Iris (60) from the Unstrut-Hainich district also believes that “children should learn to deal with stress and negative situations.” Markus (32) from Leipzig sees it similarly and writes: “At least school children and young people should also be informed about possible symptoms in order to be able to react in a timely manner.” Clara (24) from Greiz thinks that “that would have helped a lot of my classmates at the time to find a sensible way to deal with these topics.”

About this survey
The survey from July 28th to August 1st, 2023 was entitled:
Slim and beautiful – a must? This also included questions about mental health.

A total of 65,755 people from Central Germany are registered with MDRfragt (as of August 2, 2023, 12:00 p.m.).

20,648 people from Saxony, Saxony-Anhalt and Thuringia took part in this survey online.

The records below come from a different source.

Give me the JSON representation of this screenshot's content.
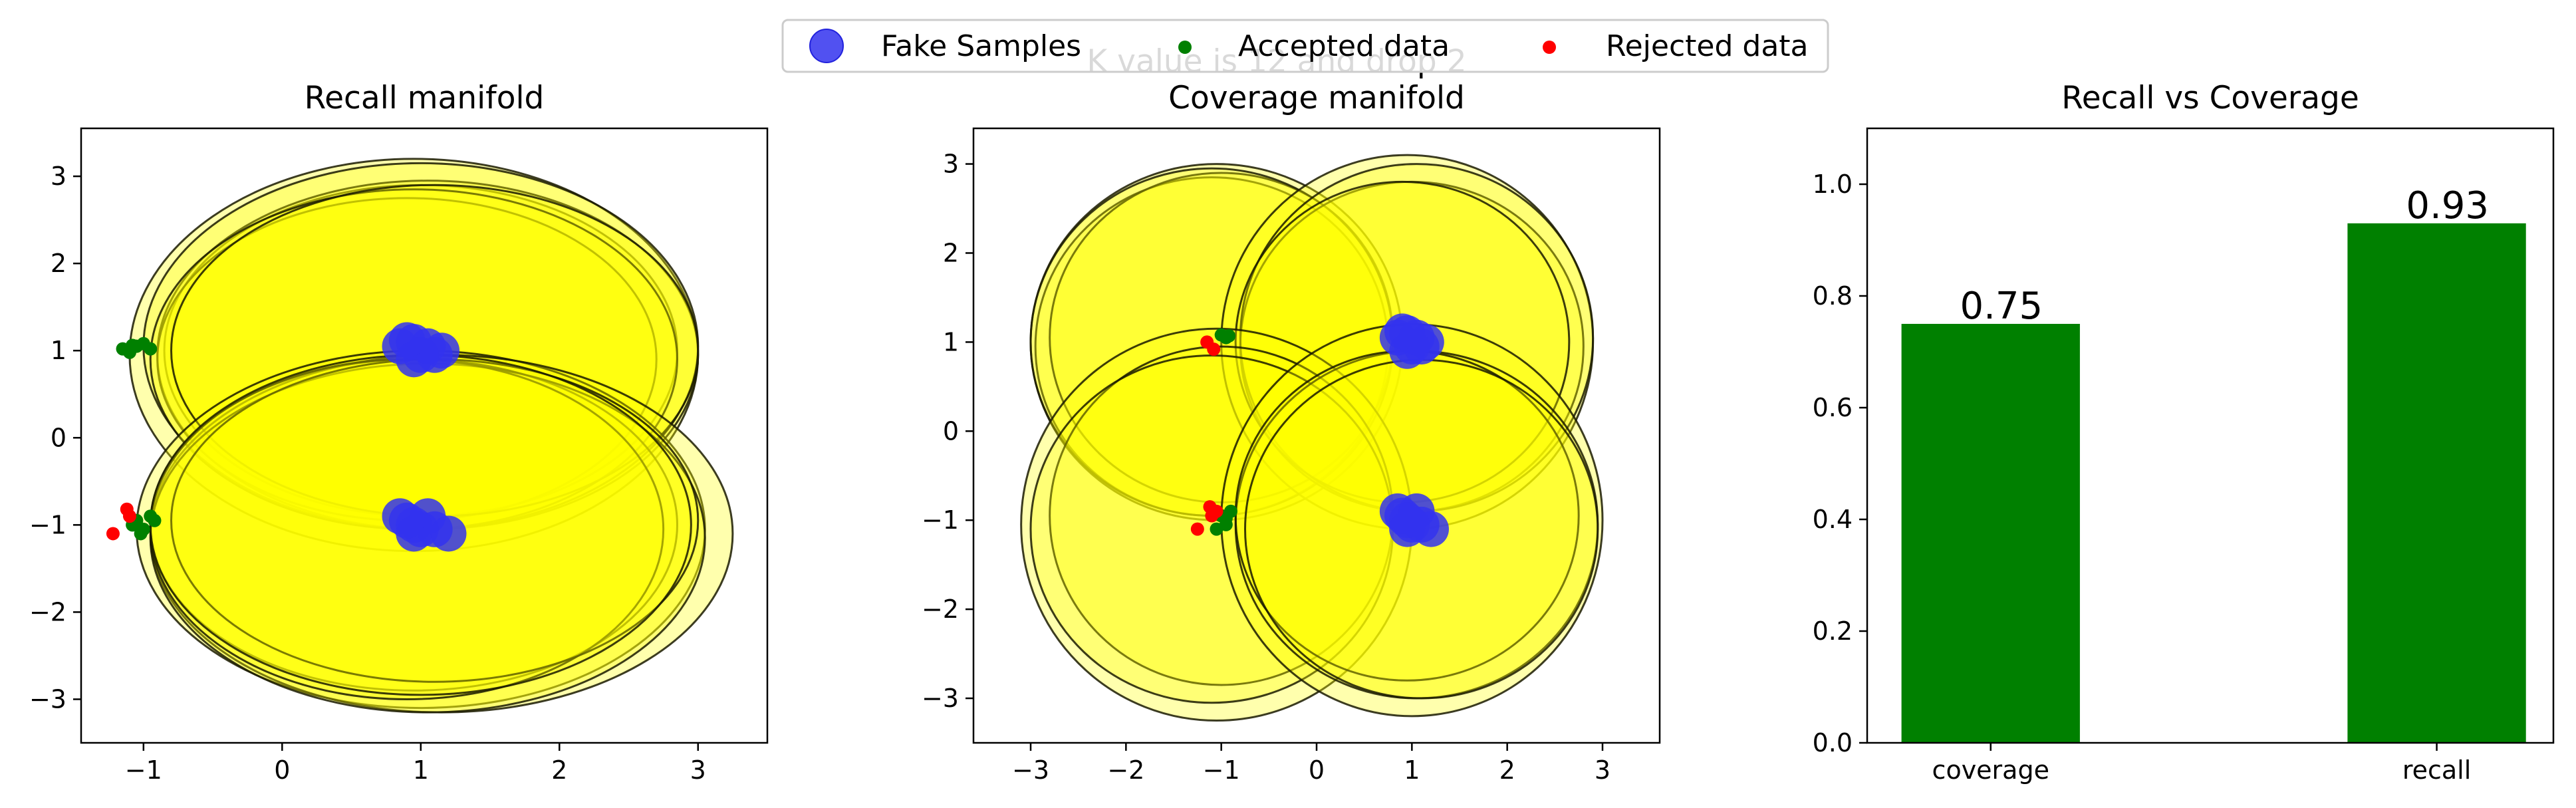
{
  "figure": {
    "suptitle": "K value is 12 and drop 2"
  },
  "legend": {
    "placement": "top-center",
    "entries": [
      {
        "label": "Fake Samples",
        "color": "#3333ee",
        "marker": "large-circle"
      },
      {
        "label": "Accepted data",
        "color": "#008000",
        "marker": "small-circle"
      },
      {
        "label": "Rejected data",
        "color": "#ff0000",
        "marker": "small-circle"
      }
    ]
  },
  "chart_data": [
    {
      "type": "scatter",
      "title": "Recall manifold",
      "xlim": [
        -1.45,
        3.5
      ],
      "ylim": [
        -3.5,
        3.55
      ],
      "xticks": [
        -1,
        0,
        1,
        2,
        3
      ],
      "yticks": [
        -3,
        -2,
        -1,
        0,
        1,
        2,
        3
      ],
      "grid": false,
      "manifold_color": "#ffff00",
      "manifold_ellipses": [
        {
          "cx": 0.95,
          "cy": 0.95,
          "rx": 2.05,
          "ry": 2.25
        },
        {
          "cx": 1.0,
          "cy": 1.0,
          "rx": 1.85,
          "ry": 1.9
        },
        {
          "cx": 1.05,
          "cy": 0.95,
          "rx": 1.95,
          "ry": 2.0
        },
        {
          "cx": 0.9,
          "cy": 0.9,
          "rx": 1.8,
          "ry": 1.85
        },
        {
          "cx": 1.0,
          "cy": 1.05,
          "rx": 2.0,
          "ry": 2.1
        },
        {
          "cx": 0.95,
          "cy": 0.9,
          "rx": 1.9,
          "ry": 1.95
        },
        {
          "cx": 1.1,
          "cy": 1.0,
          "rx": 1.9,
          "ry": 1.9
        },
        {
          "cx": 1.0,
          "cy": -1.05,
          "rx": 2.05,
          "ry": 2.05
        },
        {
          "cx": 1.15,
          "cy": -1.1,
          "rx": 2.1,
          "ry": 2.05
        },
        {
          "cx": 0.95,
          "cy": -1.0,
          "rx": 1.9,
          "ry": 1.9
        },
        {
          "cx": 1.05,
          "cy": -1.15,
          "rx": 2.0,
          "ry": 2.0
        },
        {
          "cx": 0.9,
          "cy": -1.05,
          "rx": 1.85,
          "ry": 1.95
        },
        {
          "cx": 1.1,
          "cy": -0.95,
          "rx": 1.9,
          "ry": 1.85
        },
        {
          "cx": 1.0,
          "cy": -1.0,
          "rx": 1.95,
          "ry": 1.95
        }
      ],
      "fake_samples": [
        [
          0.85,
          1.05
        ],
        [
          0.95,
          1.1
        ],
        [
          1.0,
          0.95
        ],
        [
          1.05,
          1.05
        ],
        [
          1.15,
          1.0
        ],
        [
          0.95,
          0.9
        ],
        [
          1.1,
          0.95
        ],
        [
          0.9,
          1.12
        ],
        [
          0.85,
          -0.9
        ],
        [
          0.95,
          -1.0
        ],
        [
          1.05,
          -0.9
        ],
        [
          1.0,
          -1.05
        ],
        [
          1.2,
          -1.1
        ],
        [
          0.95,
          -1.1
        ],
        [
          1.1,
          -1.05
        ],
        [
          0.9,
          -0.95
        ]
      ],
      "accepted": [
        [
          -1.15,
          1.02
        ],
        [
          -1.1,
          0.98
        ],
        [
          -1.05,
          1.05
        ],
        [
          -1.0,
          1.08
        ],
        [
          -0.95,
          1.02
        ],
        [
          -1.08,
          1.06
        ],
        [
          -1.05,
          -0.95
        ],
        [
          -1.0,
          -1.05
        ],
        [
          -0.95,
          -0.9
        ],
        [
          -1.02,
          -1.1
        ],
        [
          -0.92,
          -0.95
        ],
        [
          -1.08,
          -1.0
        ]
      ],
      "rejected": [
        [
          -1.12,
          -0.82
        ],
        [
          -1.1,
          -0.9
        ],
        [
          -1.22,
          -1.1
        ]
      ]
    },
    {
      "type": "scatter",
      "title": "Coverage manifold",
      "xlim": [
        -3.6,
        3.6
      ],
      "ylim": [
        -3.5,
        3.4
      ],
      "xticks": [
        -3,
        -2,
        -1,
        0,
        1,
        2,
        3
      ],
      "yticks": [
        -3,
        -2,
        -1,
        0,
        1,
        2,
        3
      ],
      "grid": false,
      "manifold_color": "#ffff00",
      "manifold_ellipses": [
        {
          "cx": -1.05,
          "cy": 1.0,
          "rx": 1.95,
          "ry": 2.0
        },
        {
          "cx": -1.1,
          "cy": 0.95,
          "rx": 1.85,
          "ry": 1.9
        },
        {
          "cx": -1.0,
          "cy": 1.05,
          "rx": 1.8,
          "ry": 1.85
        },
        {
          "cx": -1.1,
          "cy": 1.0,
          "rx": 1.9,
          "ry": 1.95
        },
        {
          "cx": 0.95,
          "cy": 1.0,
          "rx": 1.95,
          "ry": 2.1
        },
        {
          "cx": 1.0,
          "cy": 0.95,
          "rx": 1.8,
          "ry": 1.85
        },
        {
          "cx": 1.05,
          "cy": 1.05,
          "rx": 1.85,
          "ry": 1.95
        },
        {
          "cx": 0.9,
          "cy": 1.0,
          "rx": 1.75,
          "ry": 1.8
        },
        {
          "cx": -1.05,
          "cy": -1.05,
          "rx": 2.05,
          "ry": 2.2
        },
        {
          "cx": -1.0,
          "cy": -0.95,
          "rx": 1.8,
          "ry": 1.9
        },
        {
          "cx": -1.1,
          "cy": -1.1,
          "rx": 1.9,
          "ry": 1.95
        },
        {
          "cx": 1.0,
          "cy": -1.0,
          "rx": 2.0,
          "ry": 2.2
        },
        {
          "cx": 1.05,
          "cy": -1.05,
          "rx": 1.9,
          "ry": 1.95
        },
        {
          "cx": 0.95,
          "cy": -0.95,
          "rx": 1.8,
          "ry": 1.85
        },
        {
          "cx": 1.1,
          "cy": -1.1,
          "rx": 1.85,
          "ry": 1.9
        }
      ],
      "fake_samples": [
        [
          0.85,
          1.05
        ],
        [
          0.95,
          1.1
        ],
        [
          1.0,
          0.95
        ],
        [
          1.05,
          1.05
        ],
        [
          1.15,
          1.0
        ],
        [
          0.95,
          0.9
        ],
        [
          1.1,
          0.95
        ],
        [
          0.9,
          1.12
        ],
        [
          0.85,
          -0.9
        ],
        [
          0.95,
          -1.0
        ],
        [
          1.05,
          -0.9
        ],
        [
          1.0,
          -1.05
        ],
        [
          1.2,
          -1.1
        ],
        [
          0.95,
          -1.1
        ],
        [
          1.1,
          -1.05
        ],
        [
          0.9,
          -0.95
        ]
      ],
      "accepted": [
        [
          -1.0,
          1.08
        ],
        [
          -0.95,
          1.05
        ],
        [
          -0.92,
          1.07
        ],
        [
          -1.0,
          -0.95
        ],
        [
          -0.95,
          -1.05
        ],
        [
          -0.9,
          -0.9
        ],
        [
          -1.05,
          -1.1
        ],
        [
          -0.95,
          -0.98
        ]
      ],
      "rejected": [
        [
          -1.15,
          1.0
        ],
        [
          -1.08,
          0.92
        ],
        [
          -1.12,
          -0.85
        ],
        [
          -1.05,
          -0.9
        ],
        [
          -1.25,
          -1.1
        ],
        [
          -1.1,
          -0.95
        ]
      ]
    },
    {
      "type": "bar",
      "title": "Recall vs Coverage",
      "categories": [
        "coverage",
        "recall"
      ],
      "values": [
        0.75,
        0.93
      ],
      "data_labels": [
        "0.75",
        "0.93"
      ],
      "bar_color": "#008000",
      "ylim": [
        0.0,
        1.1
      ],
      "yticks": [
        0.0,
        0.2,
        0.4,
        0.6,
        0.8,
        1.0
      ],
      "ytick_labels": [
        "0.0",
        "0.2",
        "0.4",
        "0.6",
        "0.8",
        "1.0"
      ],
      "grid": false
    }
  ]
}
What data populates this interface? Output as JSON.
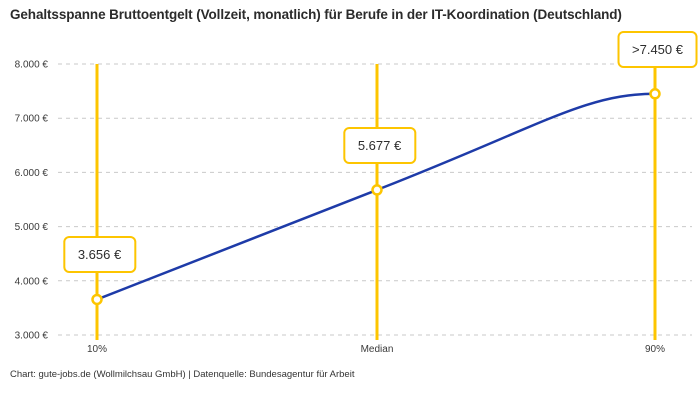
{
  "title": "Gehaltsspanne Bruttoentgelt (Vollzeit, monatlich) für Berufe in der IT-Koordination (Deutschland)",
  "footer": "Chart: gute-jobs.de (Wollmilchsau GmbH) | Datenquelle: Bundesagentur für Arbeit",
  "colors": {
    "line": "#1e3ba8",
    "accent": "#fdc500",
    "grid": "#c9c9c9",
    "text": "#2d2d2d",
    "tick_text": "#3a3a3a"
  },
  "chart_data": {
    "type": "line",
    "title": "Gehaltsspanne Bruttoentgelt (Vollzeit, monatlich) für Berufe in der IT-Koordination (Deutschland)",
    "categories": [
      "10%",
      "Median",
      "90%"
    ],
    "values": [
      3656,
      5677,
      7450
    ],
    "value_labels": [
      "3.656 €",
      "5.677 €",
      ">7.450 €"
    ],
    "series": [
      {
        "name": "Bruttoentgelt",
        "values": [
          3656,
          5677,
          7450
        ]
      }
    ],
    "xlabel": "",
    "ylabel": "",
    "ylim": [
      3000,
      8000
    ],
    "yticks": [
      3000,
      4000,
      5000,
      6000,
      7000,
      8000
    ],
    "ytick_labels": [
      "3.000 €",
      "4.000 €",
      "5.000 €",
      "6.000 €",
      "7.000 €",
      "8.000 €"
    ],
    "grid": "horizontal-dashed",
    "legend_position": "none",
    "marker_style": "open-circle",
    "annotation_note": "last value is a lower bound (>7.450 €)"
  }
}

Distribution by age group:
16 to 29 years: 269 participants
30 to 49 years: 2,785 participants
50 to 64 years: 8,452 participants
65+: 9,142 participants

Distribution by federal states:
Saxony: 10,567 (51 percent)
Saxony-Anhalt: 4,923 (24 percent)
Thuringia: 5,158 (25 percent)

Distribution by gender:
Female: 10,080 (48.8 percent)
Male: 10,510 (50.9 percent)
Miscellaneous: 58 (0.3 percent)

The results of the survey are not representative. However, in collaboration with the scientific advisory board, we weighted them according to the statistical characteristics of education, gender and age. This means that we compared the data of the MDRfragt members involved in the survey with the data of the Central German population.

Due to rounding, the percentage values ​​for individual questions may not add up to exactly 100.